Какое изумление, какой восторг натуралиста охватывает меня всякий раз, когда я углубляюсь в сии девственные леса! Все здесь отлично от того, что мы знаем в Европе или даже в Америках. Воздух напоен терпким, бальзамическим ароматом эвкалиптов, коих здесь произрастает несметное множество видов — от исполинов, чьи вершины теряются в небесах, до скромных кустарников. Под их сенью раскинулся мир невиданных прежде растений: древовидные папоротники, словно пришедшие из доисторических времен, акации с нежными перистыми листьями и яркими шаровидными соцветиями, причудливые банксии с соцветиями, похожими на щетки для чистки ламповых стекол, и мириады кустарниковых орхидей, чья хрупкая красота поражает воображение. Даже в зимние месяцы, когда природа, казалось бы, должна замереть, земля сия полна жизни и скрытых чудес.
Фауна же сего континента поистине бросает вызов всякому разумению! Главные его обитатели — сумчатые млекопитающие, существа столь необычной организации, что одно их изучение займет годы. Мы часто наблюдаем стремительных «кенгуру», передвигающихся огромными скачками на мощных задних ногах, используя хвост как опору и балансир. Есть и меньшие их родичи, проворные валлаби, прячущиеся в густых зарослях. Ночами же из лесной чащи доносятся странные крики и шорохи — то выходят на охоту ночные сумчатые, поссумы, и неуклюжие, похожие на маленьких медведей зверьки *, что питаются исключительно листьями «эвкалиптов». Птичий мир поражает буйством красок и голосов: стаи крикливых какаду и разноцветных попугаев то и дело проносятся над головой, а по утрам воздух оглашается громогласным, почти человеческим хохотом птицы-кукабарры. Ах, Вильгельм, если бы ты мог видеть это своими глазами!

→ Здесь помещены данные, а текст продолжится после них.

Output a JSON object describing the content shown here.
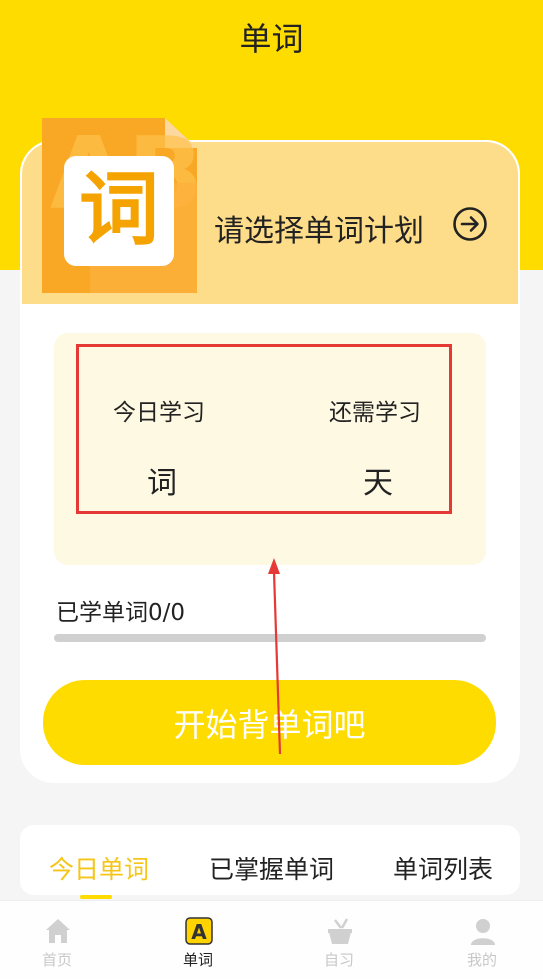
{
  "header": {
    "title": "单词"
  },
  "plan": {
    "prompt": "请选择单词计划",
    "logo_char": "词"
  },
  "stats": {
    "today_label": "今日学习",
    "today_value": "词",
    "remaining_label": "还需学习",
    "remaining_value": "天"
  },
  "progress": {
    "label": "已学单词0/0",
    "fraction": 0
  },
  "start_button": {
    "label": "开始背单词吧"
  },
  "tabs": [
    {
      "label": "今日单词",
      "active": true
    },
    {
      "label": "已掌握单词",
      "active": false
    },
    {
      "label": "单词列表",
      "active": false
    }
  ],
  "bottom_nav": [
    {
      "label": "首页",
      "icon": "home-icon",
      "active": false
    },
    {
      "label": "单词",
      "icon": "word-a-icon",
      "active": true
    },
    {
      "label": "自习",
      "icon": "study-desk-icon",
      "active": false
    },
    {
      "label": "我的",
      "icon": "profile-icon",
      "active": false
    }
  ],
  "colors": {
    "brand_yellow": "#FFDC00",
    "banner": "#FEDD8A",
    "stats_bg": "#FEF9E2",
    "annotation_red": "#E53935",
    "tab_active": "#F5C518",
    "nav_inactive": "#c8c8c8"
  }
}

Не менее усердно я предаюсь и геологическим изысканиям, помня о поручении Его Величества. Ландшафт здесь весьма разнообразен: прибрежные равнины сменяются холмистыми грядами, прорезанными долинами рек, а вдали на севере виднеются синеватые контуры горной цепи.*** Я обследовал выходы скальных пород — граниты, песчаники, сланцы, — отмечая их структуру и залегание. При каждом удобном случае я обращаюсь к нашим проводникам-туземцам, Кимбе и Ватарреа, коих мы взяли на борт в колонии Новая Зеландия [6]. Это молодые люди из племен, обитавших близ английской колонии, и они немного изъясняются по-английски, что облегчает общение, хотя их знания географии весьма ограничены пределами родных земель. Я показываю им принесенные из Сингапура образцы руд и самородок золота, вопрошая через поручика Одинцова, который немного владеет английским, не встречали ли они подобных камней или блестящего металла в своих странствиях.

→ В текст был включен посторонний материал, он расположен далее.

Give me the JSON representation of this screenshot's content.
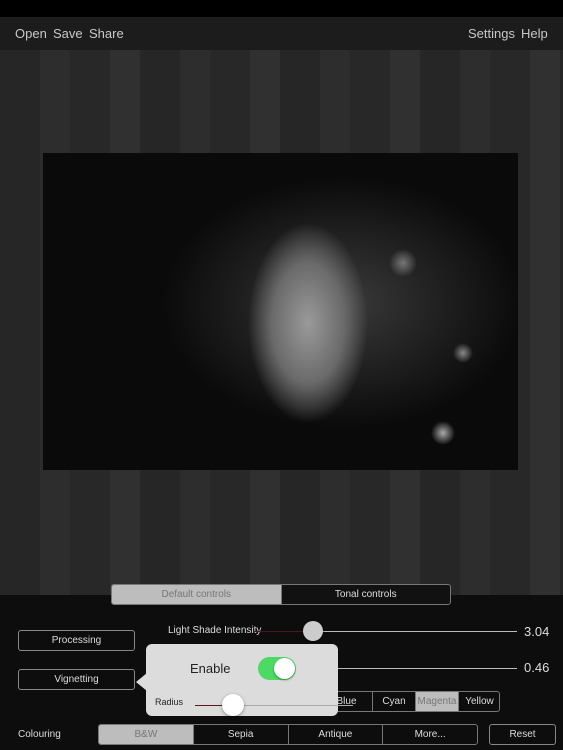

Увы, пока их ответы туманны и неопределенны. Они узнают некоторые железные руды, но указывают на них как на материал для изготовления охры, коей они раскрашивают свои тела. Золото же и прочие благородные металлы, похоже, не привлекают их внимания вовсе. «Желтый камень», — говорят они, пожимая плечами, — «Много в ручьях, но зачем он? Не годится для копья». Тем не менее, я не оставляю надежды. Их познания в местных травах, чтении звериных следов и умении выживать в сих диких краях неоценимы. Вместе с нами идут и шестеро малайцев — Али, Хасан и другие, нанятые еще в Порт-Александрийске; они присматривают за лошадьми, разбивают лагерь и исполняют прочую черновую работу, проявляя удивительную сноровку и выносливость.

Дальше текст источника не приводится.